Comment 2: The methodology section is well-detailed and provides clear explanations of the innovative components of the model, such as the Vertebrae-aware Global Query (VGQ) module. Including more specifics about the datasets used, including any preprocessing steps and the rationale behind confident parameter choices (10.7759%2Fcureus.41435, 10.1109/ISBI53787.2023.10230686), would enhance the transparency and reproducibility of the work. The experimental setup is robust, but a more thorough explanation of the evaluation metrics would benefit readers less familiar with these techniques.

Response 2: We thank reviewer’s comment. We have included more details about out preprocessing and data augmentation steps in the Section 4.1 Datasets. We also included more details about the hyperparameters of our network Section 3.1 Overall Network to enhance the transparency and reproducibility of the work.

Comment 3: The results are compelling, showing improvements over existing methods in both the VerSe 2019 and VerSe 2020 datasets. The use of visual aids, such as segmentation result comparisons, effectively illustrates the performance of the model. Providing additional examples of successes and failures could offer a more nuanced understanding of the model’s performance and potential areas for improvement.

Response 3: We agree showing some examples of successes will have benefits, so we have shown some good segmentation results in Figure 4. On the contrary, our model has a very great segmentation results, over 95%, with a low standard deviation. Thus, it is not easy to find an example of failures to provide a more nuanced understanding. To present the improvements of our model over other models, we used 5 different metrics to show the results. We also implemented the Wilcoxon signed-rank test between our V-Former and each method to demonstrate that these improvements were significant (p<0.01). Thus, we expect we can show our results thoughtfully.

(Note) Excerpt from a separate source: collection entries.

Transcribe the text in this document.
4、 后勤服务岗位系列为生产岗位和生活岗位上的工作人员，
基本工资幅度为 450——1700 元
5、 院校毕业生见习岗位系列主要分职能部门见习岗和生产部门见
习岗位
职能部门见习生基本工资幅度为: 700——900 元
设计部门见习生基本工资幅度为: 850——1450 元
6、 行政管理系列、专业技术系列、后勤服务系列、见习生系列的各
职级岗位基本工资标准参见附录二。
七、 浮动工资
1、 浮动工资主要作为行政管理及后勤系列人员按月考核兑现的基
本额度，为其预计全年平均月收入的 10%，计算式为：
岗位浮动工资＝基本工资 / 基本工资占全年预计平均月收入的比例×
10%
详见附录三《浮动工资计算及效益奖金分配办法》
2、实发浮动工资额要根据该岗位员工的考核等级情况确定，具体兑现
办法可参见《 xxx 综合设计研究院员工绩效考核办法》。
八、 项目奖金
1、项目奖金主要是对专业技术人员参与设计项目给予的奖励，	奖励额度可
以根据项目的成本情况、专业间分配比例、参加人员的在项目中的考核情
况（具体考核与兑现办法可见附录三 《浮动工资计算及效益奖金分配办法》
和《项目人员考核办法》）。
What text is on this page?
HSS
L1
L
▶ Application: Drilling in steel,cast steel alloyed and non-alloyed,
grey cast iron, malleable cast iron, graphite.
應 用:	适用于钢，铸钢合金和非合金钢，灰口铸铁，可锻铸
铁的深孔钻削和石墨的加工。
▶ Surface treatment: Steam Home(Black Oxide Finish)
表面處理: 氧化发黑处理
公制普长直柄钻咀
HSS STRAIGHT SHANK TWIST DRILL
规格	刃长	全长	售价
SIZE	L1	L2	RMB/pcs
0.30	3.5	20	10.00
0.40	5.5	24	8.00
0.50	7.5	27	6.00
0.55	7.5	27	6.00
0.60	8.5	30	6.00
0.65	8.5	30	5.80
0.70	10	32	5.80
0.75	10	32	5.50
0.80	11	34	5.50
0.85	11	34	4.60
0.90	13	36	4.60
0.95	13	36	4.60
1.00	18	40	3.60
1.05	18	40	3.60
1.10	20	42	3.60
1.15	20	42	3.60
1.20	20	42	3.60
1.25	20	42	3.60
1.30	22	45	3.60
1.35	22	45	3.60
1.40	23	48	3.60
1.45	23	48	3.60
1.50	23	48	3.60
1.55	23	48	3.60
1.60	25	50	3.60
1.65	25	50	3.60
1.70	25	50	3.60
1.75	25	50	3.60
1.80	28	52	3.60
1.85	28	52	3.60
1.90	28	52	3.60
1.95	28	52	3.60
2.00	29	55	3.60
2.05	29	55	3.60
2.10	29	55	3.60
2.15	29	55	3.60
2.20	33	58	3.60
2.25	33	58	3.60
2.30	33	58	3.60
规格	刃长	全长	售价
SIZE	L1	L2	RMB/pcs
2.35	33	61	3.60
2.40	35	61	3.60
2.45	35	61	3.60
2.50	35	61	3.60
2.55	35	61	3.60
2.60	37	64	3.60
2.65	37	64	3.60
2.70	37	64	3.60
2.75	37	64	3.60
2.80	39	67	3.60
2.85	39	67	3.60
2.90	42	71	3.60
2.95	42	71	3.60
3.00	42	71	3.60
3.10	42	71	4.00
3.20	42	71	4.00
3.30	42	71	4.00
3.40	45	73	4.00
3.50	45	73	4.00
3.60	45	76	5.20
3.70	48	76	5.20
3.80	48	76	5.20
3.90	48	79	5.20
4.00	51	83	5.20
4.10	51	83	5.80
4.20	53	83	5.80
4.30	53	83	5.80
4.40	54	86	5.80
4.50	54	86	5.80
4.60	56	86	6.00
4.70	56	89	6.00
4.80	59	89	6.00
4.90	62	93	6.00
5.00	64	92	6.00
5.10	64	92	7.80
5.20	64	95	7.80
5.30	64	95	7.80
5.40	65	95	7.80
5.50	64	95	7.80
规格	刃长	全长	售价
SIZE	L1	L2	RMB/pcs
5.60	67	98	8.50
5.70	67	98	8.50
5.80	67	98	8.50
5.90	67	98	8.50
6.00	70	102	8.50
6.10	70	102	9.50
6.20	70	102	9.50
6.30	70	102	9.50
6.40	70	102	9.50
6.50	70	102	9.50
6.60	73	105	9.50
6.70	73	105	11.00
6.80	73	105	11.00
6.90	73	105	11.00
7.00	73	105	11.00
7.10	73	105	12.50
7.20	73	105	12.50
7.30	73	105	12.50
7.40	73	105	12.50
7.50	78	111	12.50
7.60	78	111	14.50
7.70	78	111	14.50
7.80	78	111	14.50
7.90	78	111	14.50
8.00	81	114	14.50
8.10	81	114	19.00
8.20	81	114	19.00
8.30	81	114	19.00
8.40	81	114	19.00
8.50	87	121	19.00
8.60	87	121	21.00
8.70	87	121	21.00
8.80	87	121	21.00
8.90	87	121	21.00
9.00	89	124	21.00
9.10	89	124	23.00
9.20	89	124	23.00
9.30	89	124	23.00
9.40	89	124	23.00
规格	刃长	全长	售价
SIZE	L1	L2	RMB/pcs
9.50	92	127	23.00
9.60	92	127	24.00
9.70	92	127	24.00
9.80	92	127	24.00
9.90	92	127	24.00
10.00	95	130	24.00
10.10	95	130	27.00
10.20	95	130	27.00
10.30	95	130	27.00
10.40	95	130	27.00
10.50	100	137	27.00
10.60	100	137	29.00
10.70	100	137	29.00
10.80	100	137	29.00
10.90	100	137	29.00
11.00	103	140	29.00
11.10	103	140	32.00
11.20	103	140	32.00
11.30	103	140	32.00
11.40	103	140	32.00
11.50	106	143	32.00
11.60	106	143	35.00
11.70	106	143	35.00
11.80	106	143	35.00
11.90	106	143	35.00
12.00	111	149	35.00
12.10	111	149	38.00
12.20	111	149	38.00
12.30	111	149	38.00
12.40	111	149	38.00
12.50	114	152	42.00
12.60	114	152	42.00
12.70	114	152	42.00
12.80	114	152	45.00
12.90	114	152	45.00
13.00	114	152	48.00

Comment 4: The conclusion briefly summarizes the findings and emphasizes the significance of the contributions to the field. Including a brief discussion of future research directions or potential applications of the work would be valuable, as it could inspire further innovation and exploration in this area.

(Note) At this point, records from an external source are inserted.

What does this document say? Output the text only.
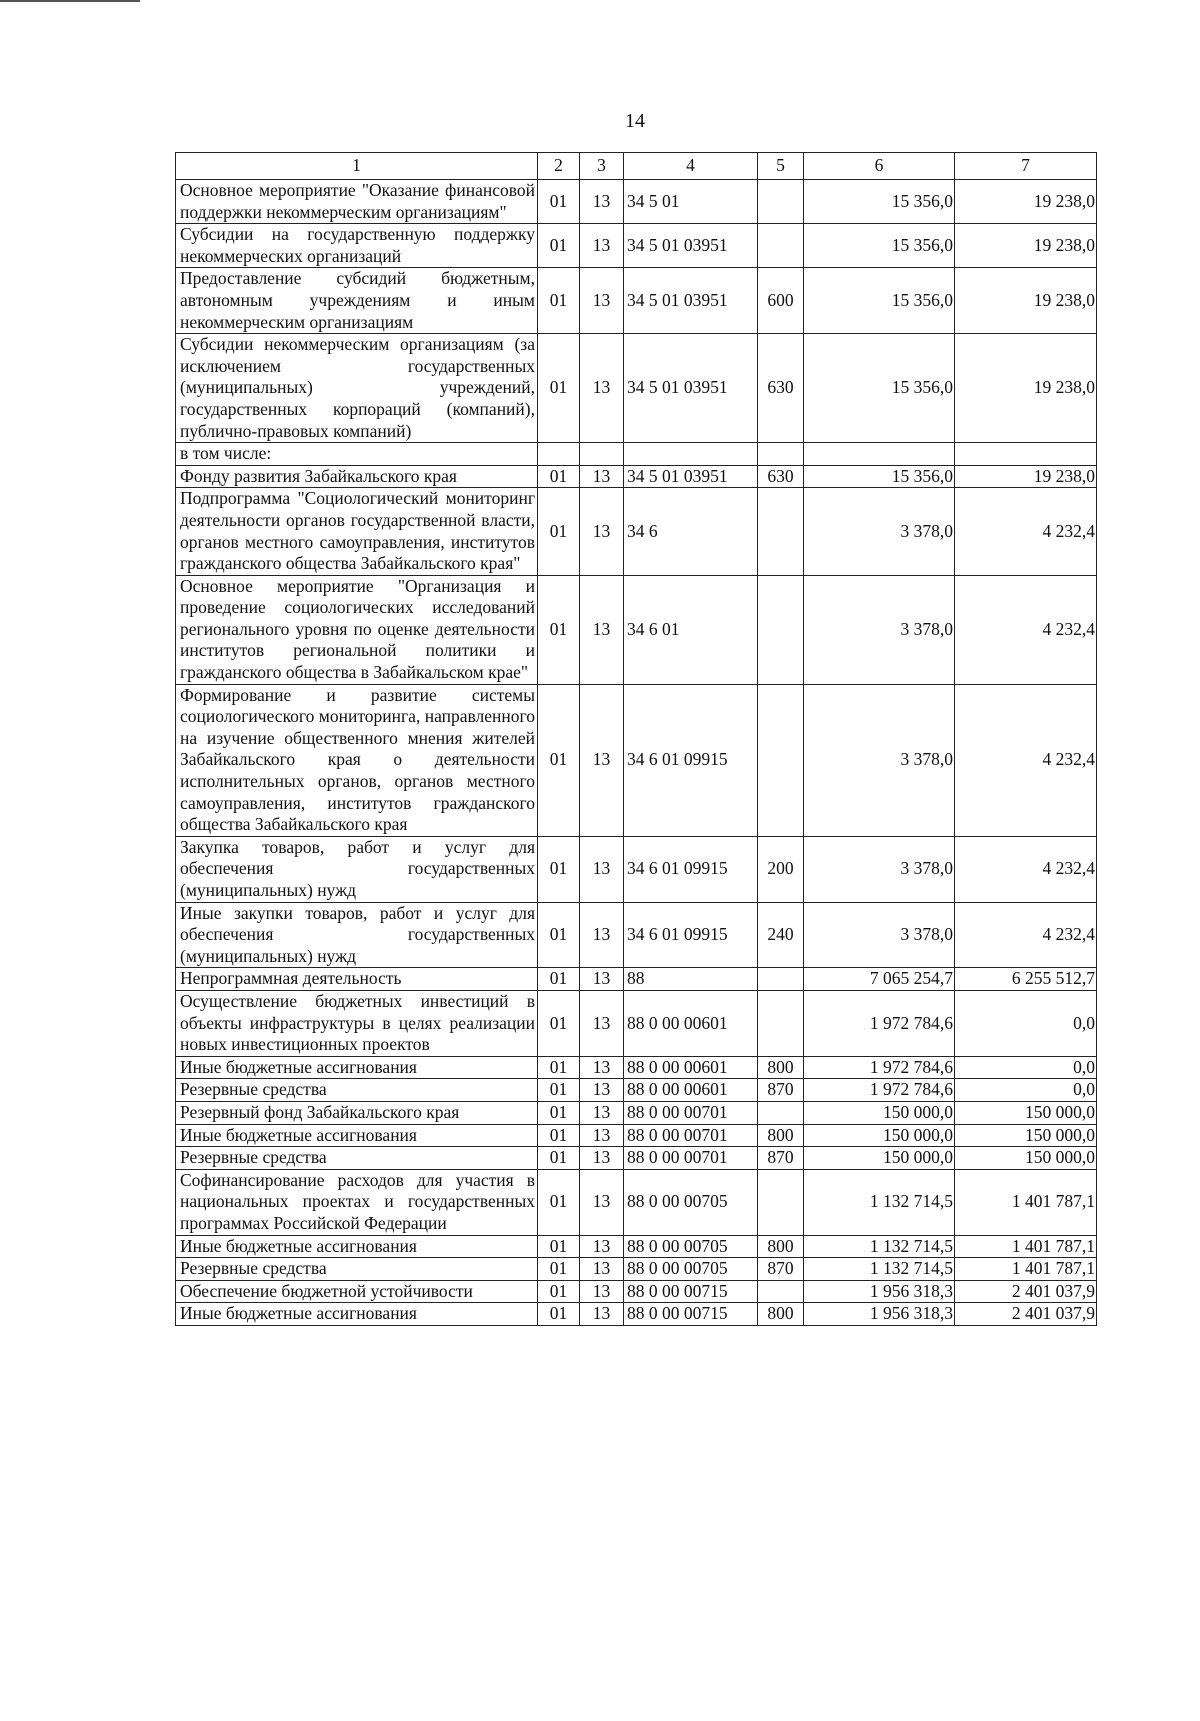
14
1	2	3	4	5	6	7
Основное мероприятие "Оказание финансовой поддержки некоммерческим организациям"	01	13	34 5 01		15 356,0	19 238,0
Субсидии на государственную поддержку некоммерческих организаций	01	13	34 5 01 03951		15 356,0	19 238,0
Предоставление субсидий бюджетным, автономным учреждениям и иным некоммерческим организациям	01	13	34 5 01 03951	600	15 356,0	19 238,0
Субсидии некоммерческим организациям (за исключением государственных (муниципальных) учреждений, государственных корпораций (компаний), публично-правовых компаний)	01	13	34 5 01 03951	630	15 356,0	19 238,0
в том числе:						
Фонду развития Забайкальского края	01	13	34 5 01 03951	630	15 356,0	19 238,0
Подпрограмма "Социологический мониторинг деятельности органов государственной власти, органов местного самоуправления, институтов гражданского общества Забайкальского края"	01	13	34 6		3 378,0	4 232,4
Основное мероприятие "Организация и проведение социологических исследований регионального уровня по оценке деятельности институтов региональной политики и гражданского общества в Забайкальском крае"	01	13	34 6 01		3 378,0	4 232,4
Формирование и развитие системы социологического мониторинга, направленного на изучение общественного мнения жителей Забайкальского края о деятельности исполнительных органов, органов местного самоуправления, институтов гражданского общества Забайкальского края	01	13	34 6 01 09915		3 378,0	4 232,4
Закупка товаров, работ и услуг для обеспечения государственных (муниципальных) нужд	01	13	34 6 01 09915	200	3 378,0	4 232,4
Иные закупки товаров, работ и услуг для обеспечения государственных (муниципальных) нужд	01	13	34 6 01 09915	240	3 378,0	4 232,4
Непрограммная деятельность	01	13	88		7 065 254,7	6 255 512,7
Осуществление бюджетных инвестиций в объекты инфраструктуры в целях реализации новых инвестиционных проектов	01	13	88 0 00 00601		1 972 784,6	0,0
Иные бюджетные ассигнования	01	13	88 0 00 00601	800	1 972 784,6	0,0
Резервные средства	01	13	88 0 00 00601	870	1 972 784,6	0,0
Резервный фонд Забайкальского края	01	13	88 0 00 00701		150 000,0	150 000,0
Иные бюджетные ассигнования	01	13	88 0 00 00701	800	150 000,0	150 000,0
Резервные средства	01	13	88 0 00 00701	870	150 000,0	150 000,0
Софинансирование расходов для участия в национальных проектах и государственных программах Российской Федерации	01	13	88 0 00 00705		1 132 714,5	1 401 787,1
Иные бюджетные ассигнования	01	13	88 0 00 00705	800	1 132 714,5	1 401 787,1
Резервные средства	01	13	88 0 00 00705	870	1 132 714,5	1 401 787,1
Обеспечение бюджетной устойчивости	01	13	88 0 00 00715		1 956 318,3	2 401 037,9
Иные бюджетные ассигнования	01	13	88 0 00 00715	800	1 956 318,3	2 401 037,9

Response 4: We appreciate this suggestion, and it is very helpful. We have added a new Section 6 Discussion. In this section, we discussed the generalizability, limitations of our models, and its future direction and improvements.

Comment 5: While the quality of English is generally good, there are a few areas where minor editing could improve clarity and readability. Simplifying complex sentences and ensuring consistent use of terminology throughout the manuscript would enhance the overall flow of the text.

Response 5: We thank the comment. We have refined our manuscript by simplifying some complex sentences and checking consistent use of terminology.